Leaving A Legacy In A Rose Farm

Famous writer Dale Carnegie once said, “We are all dreaming of some magical rose garden over the horizon instead of enjoying the roses blooming outside our windows today.” This quote is perfect for Denton couple James (Jim) and Janet Herbison, who, 13 years ago, dreamed of a magical rose garden, built it, and called it their home. Now, they are enjoying every bit of their lives with a thousand bright roses blooming outside their windows. The Herbisons not only have made their lives as beautiful as roses. They’re giving Texans a reason to gift a smile. In this edition, we’re talking about the story of how James and Janet turned their passion for roses into a legacy.

Growing up on a farm in Mississippi, James cultivated his love for the outdoors. Roses were his all-time favorite flowers. Decades later, when he owned a four-acre lot on Haggard Lane in the heart of Denton, he started grafting roses and creating hybrids. Realizing the space would work for more than just roses, the Herbison family decided to turn the land into a fruit farm as well. Currently, Gemini Peach and Rose Farm have peach, plum, pear trees, and a thousand rose bushes. The farm sells cut roses, rose bushes, and the right-to-name a rose from their large number of new and unique hybridized roses. James is a consulting rosarian certified by the American Rose Society. He is also a retired engineer. Janet has majored in home economics.

The Herbisons’ haven lets families walk through hundreds of lovely roses, have a picnic, and pick juicy peaches. In the Spring, there are blackberries and blueberries as well. They also grow tomatoes and bell peppers for sale. Gemini has become many families’ favorite farm for its vibrant ambiance, cordial owners, and a perfect place for photoshoots. The farm has a 250-year-old Elm tree as one of the attractions.

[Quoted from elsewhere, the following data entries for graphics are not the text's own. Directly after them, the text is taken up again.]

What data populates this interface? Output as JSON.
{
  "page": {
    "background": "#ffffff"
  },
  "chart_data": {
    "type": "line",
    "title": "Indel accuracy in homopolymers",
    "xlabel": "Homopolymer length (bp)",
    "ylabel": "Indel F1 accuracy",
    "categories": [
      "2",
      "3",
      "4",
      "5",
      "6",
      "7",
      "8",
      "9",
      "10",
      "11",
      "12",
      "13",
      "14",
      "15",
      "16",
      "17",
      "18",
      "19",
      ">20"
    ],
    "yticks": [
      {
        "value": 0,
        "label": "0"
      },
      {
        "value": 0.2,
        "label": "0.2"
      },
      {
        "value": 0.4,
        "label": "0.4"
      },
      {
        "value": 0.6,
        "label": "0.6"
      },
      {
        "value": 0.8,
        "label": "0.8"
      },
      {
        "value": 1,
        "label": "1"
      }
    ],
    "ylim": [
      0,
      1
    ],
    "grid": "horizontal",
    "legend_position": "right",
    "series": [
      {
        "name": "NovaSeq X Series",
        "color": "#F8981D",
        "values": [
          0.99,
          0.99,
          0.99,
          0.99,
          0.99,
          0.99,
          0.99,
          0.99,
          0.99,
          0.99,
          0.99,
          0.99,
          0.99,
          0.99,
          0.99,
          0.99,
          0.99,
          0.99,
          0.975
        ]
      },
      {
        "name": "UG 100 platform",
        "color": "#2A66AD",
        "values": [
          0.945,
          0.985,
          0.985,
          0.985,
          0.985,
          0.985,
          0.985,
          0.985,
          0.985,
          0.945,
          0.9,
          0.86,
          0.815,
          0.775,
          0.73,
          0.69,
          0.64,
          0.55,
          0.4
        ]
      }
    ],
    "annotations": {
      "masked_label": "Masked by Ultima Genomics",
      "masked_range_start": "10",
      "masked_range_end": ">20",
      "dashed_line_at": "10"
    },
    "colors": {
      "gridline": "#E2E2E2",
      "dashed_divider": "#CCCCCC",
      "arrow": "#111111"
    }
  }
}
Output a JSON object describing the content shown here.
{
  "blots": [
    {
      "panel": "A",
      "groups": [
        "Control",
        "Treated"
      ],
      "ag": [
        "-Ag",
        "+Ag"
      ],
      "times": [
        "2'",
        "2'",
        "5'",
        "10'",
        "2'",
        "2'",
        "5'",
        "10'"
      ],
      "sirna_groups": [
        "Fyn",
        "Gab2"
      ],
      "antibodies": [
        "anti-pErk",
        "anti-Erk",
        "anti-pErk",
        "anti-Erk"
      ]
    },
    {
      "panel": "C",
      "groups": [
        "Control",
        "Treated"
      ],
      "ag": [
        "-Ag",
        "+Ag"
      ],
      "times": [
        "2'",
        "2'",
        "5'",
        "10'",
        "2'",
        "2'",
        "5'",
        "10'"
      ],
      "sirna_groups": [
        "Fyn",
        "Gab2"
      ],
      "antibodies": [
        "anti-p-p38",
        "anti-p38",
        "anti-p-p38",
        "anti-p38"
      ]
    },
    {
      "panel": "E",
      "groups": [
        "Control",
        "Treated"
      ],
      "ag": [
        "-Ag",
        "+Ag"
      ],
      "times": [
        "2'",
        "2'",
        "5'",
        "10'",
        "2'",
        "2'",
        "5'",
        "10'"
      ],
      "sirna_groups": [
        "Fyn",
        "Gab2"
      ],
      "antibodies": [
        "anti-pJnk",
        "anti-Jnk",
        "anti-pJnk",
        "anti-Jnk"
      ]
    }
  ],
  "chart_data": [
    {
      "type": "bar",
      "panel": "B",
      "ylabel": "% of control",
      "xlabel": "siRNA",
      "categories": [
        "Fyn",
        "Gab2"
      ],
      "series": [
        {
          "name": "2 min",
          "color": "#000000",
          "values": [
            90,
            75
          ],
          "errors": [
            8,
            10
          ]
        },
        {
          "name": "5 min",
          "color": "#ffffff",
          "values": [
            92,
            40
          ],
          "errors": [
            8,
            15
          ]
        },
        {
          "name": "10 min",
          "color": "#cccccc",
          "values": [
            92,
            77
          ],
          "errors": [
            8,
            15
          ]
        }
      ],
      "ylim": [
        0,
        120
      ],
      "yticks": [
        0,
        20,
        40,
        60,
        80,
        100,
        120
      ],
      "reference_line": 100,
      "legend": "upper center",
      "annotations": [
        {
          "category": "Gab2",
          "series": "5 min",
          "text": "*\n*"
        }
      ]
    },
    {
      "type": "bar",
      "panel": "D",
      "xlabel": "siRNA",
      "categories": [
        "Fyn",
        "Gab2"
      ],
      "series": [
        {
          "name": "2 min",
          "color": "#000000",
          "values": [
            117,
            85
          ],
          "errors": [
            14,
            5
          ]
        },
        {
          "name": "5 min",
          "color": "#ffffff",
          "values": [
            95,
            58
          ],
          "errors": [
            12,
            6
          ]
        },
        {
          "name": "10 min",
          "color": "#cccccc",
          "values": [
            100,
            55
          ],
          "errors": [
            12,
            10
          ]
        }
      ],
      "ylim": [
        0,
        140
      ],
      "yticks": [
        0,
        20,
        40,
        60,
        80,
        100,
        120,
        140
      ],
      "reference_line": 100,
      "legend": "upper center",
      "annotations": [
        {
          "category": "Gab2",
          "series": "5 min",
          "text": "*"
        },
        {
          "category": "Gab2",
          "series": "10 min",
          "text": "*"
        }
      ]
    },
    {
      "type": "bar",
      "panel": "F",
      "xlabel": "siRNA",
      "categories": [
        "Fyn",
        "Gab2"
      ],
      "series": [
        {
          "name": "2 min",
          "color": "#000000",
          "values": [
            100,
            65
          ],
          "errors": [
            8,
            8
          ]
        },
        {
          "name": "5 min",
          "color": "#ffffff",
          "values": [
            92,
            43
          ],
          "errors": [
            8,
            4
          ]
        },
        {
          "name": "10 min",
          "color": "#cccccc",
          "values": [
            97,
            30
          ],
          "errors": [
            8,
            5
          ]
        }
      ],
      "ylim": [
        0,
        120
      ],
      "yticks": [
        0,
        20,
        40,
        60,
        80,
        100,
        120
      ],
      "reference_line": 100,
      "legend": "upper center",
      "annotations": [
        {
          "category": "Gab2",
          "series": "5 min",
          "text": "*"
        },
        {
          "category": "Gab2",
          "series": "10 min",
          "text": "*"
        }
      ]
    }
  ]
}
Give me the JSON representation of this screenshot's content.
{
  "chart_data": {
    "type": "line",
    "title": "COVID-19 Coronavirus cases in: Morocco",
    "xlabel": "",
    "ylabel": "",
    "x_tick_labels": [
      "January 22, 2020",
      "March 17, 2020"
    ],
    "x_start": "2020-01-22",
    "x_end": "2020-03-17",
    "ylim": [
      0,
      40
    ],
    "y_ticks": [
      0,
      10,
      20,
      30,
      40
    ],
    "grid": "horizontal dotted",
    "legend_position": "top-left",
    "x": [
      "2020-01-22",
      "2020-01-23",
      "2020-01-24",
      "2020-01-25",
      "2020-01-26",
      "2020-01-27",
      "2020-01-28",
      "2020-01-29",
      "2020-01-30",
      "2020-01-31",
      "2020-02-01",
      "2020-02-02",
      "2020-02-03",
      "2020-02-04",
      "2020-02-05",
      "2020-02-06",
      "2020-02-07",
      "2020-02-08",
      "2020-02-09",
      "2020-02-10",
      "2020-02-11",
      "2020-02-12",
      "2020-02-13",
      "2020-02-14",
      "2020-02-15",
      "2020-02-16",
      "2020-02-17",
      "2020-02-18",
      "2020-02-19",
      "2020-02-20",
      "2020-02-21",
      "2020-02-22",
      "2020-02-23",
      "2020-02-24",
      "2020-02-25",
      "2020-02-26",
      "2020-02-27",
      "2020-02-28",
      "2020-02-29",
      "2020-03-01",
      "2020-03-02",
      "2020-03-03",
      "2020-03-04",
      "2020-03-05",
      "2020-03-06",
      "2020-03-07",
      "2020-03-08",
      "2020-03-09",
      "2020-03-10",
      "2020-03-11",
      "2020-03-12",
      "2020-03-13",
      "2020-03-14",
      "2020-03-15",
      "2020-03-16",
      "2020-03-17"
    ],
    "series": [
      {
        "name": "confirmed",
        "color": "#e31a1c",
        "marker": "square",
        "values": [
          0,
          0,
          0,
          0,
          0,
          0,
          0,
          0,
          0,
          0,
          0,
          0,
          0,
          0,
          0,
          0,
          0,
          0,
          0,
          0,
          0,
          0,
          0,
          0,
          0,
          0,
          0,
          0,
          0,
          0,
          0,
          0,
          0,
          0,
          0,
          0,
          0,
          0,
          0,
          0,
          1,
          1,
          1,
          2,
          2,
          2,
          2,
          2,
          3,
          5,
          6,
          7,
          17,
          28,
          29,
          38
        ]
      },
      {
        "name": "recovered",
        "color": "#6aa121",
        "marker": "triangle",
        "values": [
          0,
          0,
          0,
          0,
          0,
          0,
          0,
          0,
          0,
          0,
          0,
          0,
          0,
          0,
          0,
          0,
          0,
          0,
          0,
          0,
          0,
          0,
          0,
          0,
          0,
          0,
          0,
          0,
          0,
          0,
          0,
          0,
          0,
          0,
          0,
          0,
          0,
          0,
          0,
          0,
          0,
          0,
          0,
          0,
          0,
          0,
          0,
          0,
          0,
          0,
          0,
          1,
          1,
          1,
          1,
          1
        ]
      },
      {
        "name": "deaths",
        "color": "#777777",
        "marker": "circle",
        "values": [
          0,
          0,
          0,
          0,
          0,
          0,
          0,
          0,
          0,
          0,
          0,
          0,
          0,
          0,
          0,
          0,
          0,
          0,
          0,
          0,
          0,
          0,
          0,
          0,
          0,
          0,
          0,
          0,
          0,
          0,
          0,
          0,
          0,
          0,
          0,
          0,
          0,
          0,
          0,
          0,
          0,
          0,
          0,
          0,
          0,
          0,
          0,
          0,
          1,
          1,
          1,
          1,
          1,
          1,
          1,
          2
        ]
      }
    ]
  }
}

What makes Gemini farm unique is an interesting story. You can give a name to one of their new and unique hybridized varieties of roses. This could be a unique surprise gift for near and dear ones for birthdays, weddings, anniversaries, festivals, etc., or you just don’t need any occasion to make a loved one feel special. A hybridized rose could be named after a living or a deceased loved one. Under a name-a-rose package, one can select from a variety of over 600 completely unique hybridized roses. The selected rose is registered with the American Rose Society using the name that you have chosen before you receive the delivery of two rose bushes. Queen Elizabeth, President Lincoln, Elizabeth Taylor, Dolly Parton, Princess Diana, etc., are some of the famous people who have roses named after them. Many roses are also named after Jim and Janet’s family members.

For each unique hybridized rose, it costs $1,000 including the delivery fee for two rose bushes. One can order more bushes for an extra fee of $20 per rose bush. After you name your rose, that rose will only be sold under the name that you have chosen and the rose can never be renamed.

Jim’s grafting skill has made their rose business what it is today. Starting with about three or four months to complete a graft he creates, there’s a 12-step process to work on one hybrid rose. Hybridization takes time, energy, and a lot of patience. However, when the results bloom on their farm, the Herbison duo feels like it’s all worth it! For his creative contribution towards preservation and enhancement of rose species, Jim has won the Dallas Rose Show five times and the Fort Worth Rose Show four times for the best hybrid tea. Jim is a Master Rosarian with the Dallas Rose Society.

The Herbisons also help local charities with fundraisers by donating bouquets of roses, gift certificates for rose bushes, and cut roses. They also give roses to the sick, homebound, and people in nursing homes. Jim and Janet are amazing human beings who have gifted Denton people such a precious land of roses. Denton County government has also worked with the farm to beautify Denton’s downtown square with new flowers.

When we asked Jim if he has any message for locals, so sweetly he said, all he wants is to welcome people to their home of roses and experience the beauty of nature. Long live their legacy!